«Не я пою, а мы поем».
Не всегда Шаляпин выбирал для своих концертов достойные его дарования произведения. Журнал «Музыкальный современник», называя Шаляпина «идеальным камерным певцом», упрекал его в том, что он выступает со смешанным репертуаром.
Думается, что автор был прав, когда писал:
«Иногда исполнение является побудителем к творчеству. Шаляпин мог бы вокруг своего исполнительского таланта сосредоточить новую драгоценную вокальную литературу (не такие «посвящения», какие ему сейчас делаются). Неужели этого не случится? Неужели Шаляпин не отдаст своего исполнительского гения — истинной конгениальной себе музыке, обессмертив себя в ней и в качестве исполнителя и в качестве вдохновителя. Мы вправе требовать этого от Шаляпина. Гений обязывает».

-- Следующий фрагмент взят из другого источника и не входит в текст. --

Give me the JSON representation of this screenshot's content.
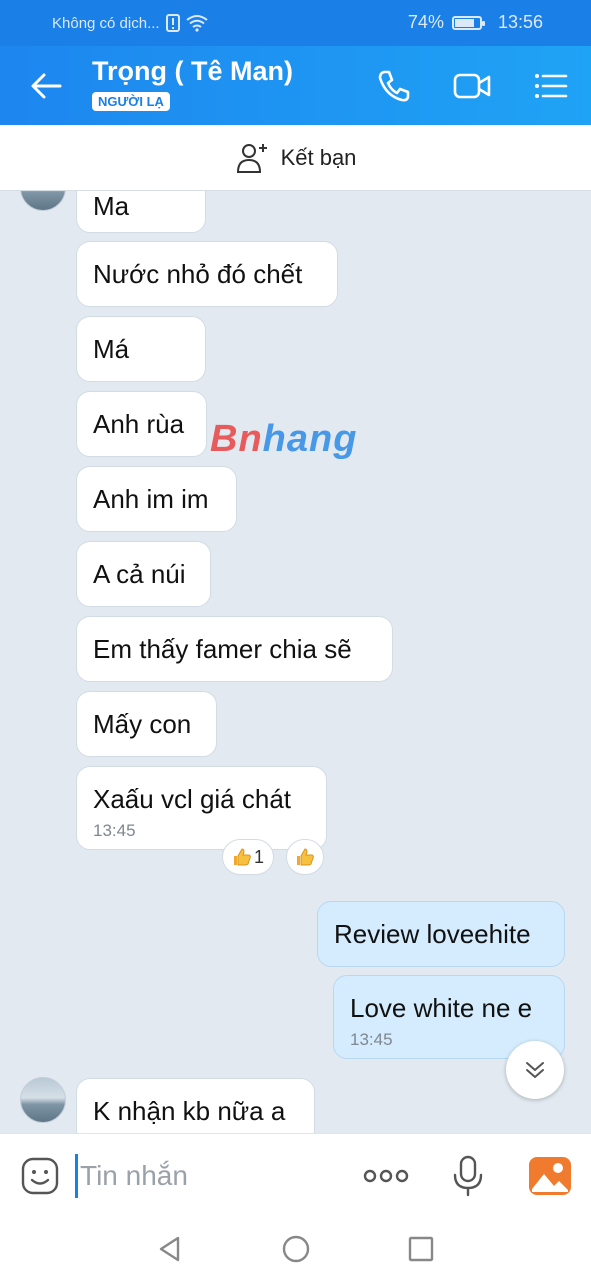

Это справедливое требование, к сожалению, не принял во внимание Шаляпин. Действительно, в его репертуаре были романсы, не выдерживающие никакого сравнения с гениальными творениями Глинки, Даргомыжского, Мусоргского. Но он своим проникновенным исполнением, правдивостью в каждой интонации мог вдохнуть жизнь в посредственное произведение, пробудить глубокие мысли у слушателя, сочувствие к обиженным и угнетенным. Он пел романс «Три дороги», романс «Как король шел на войну» — произведения в музыкальном отношении не выдающиеся. Но когда он, «сказитель», горестно повествовал о судьбе батрака в романсе «Три дороги», не было человека в зале, который равнодушно внимал бы этим словам:
…на одном пути
целый век идти
за сохою по чужому полю…
Романс Кенемана «Как король шел на войну» в исполнении Шаляпина удостоился даже высокой чести. Произошло это так. В Париже, в Большой опере существует архив-склеп, в котором каждые пять лет замуровывают на вечное хранение пластинки с записью голоса известных певцов. В этом склепе сохраняются пластинки с записью Батистини, Тито Руффо, Пати, Мельба, Тетрацини. Обряд замурования происходит при торжественной обстановке, в присутствии артистов, хора и оркестра. Шаляпин был первым из русских артистов, удостоенных этой чести. Его известили, что пластинка с записью романса «Как король шел на войну» в его исполнении будет сохраняться в архиве на «память потомству». При этой церемонии присутствовали многие парижские артисты — почитатели Шаляпина.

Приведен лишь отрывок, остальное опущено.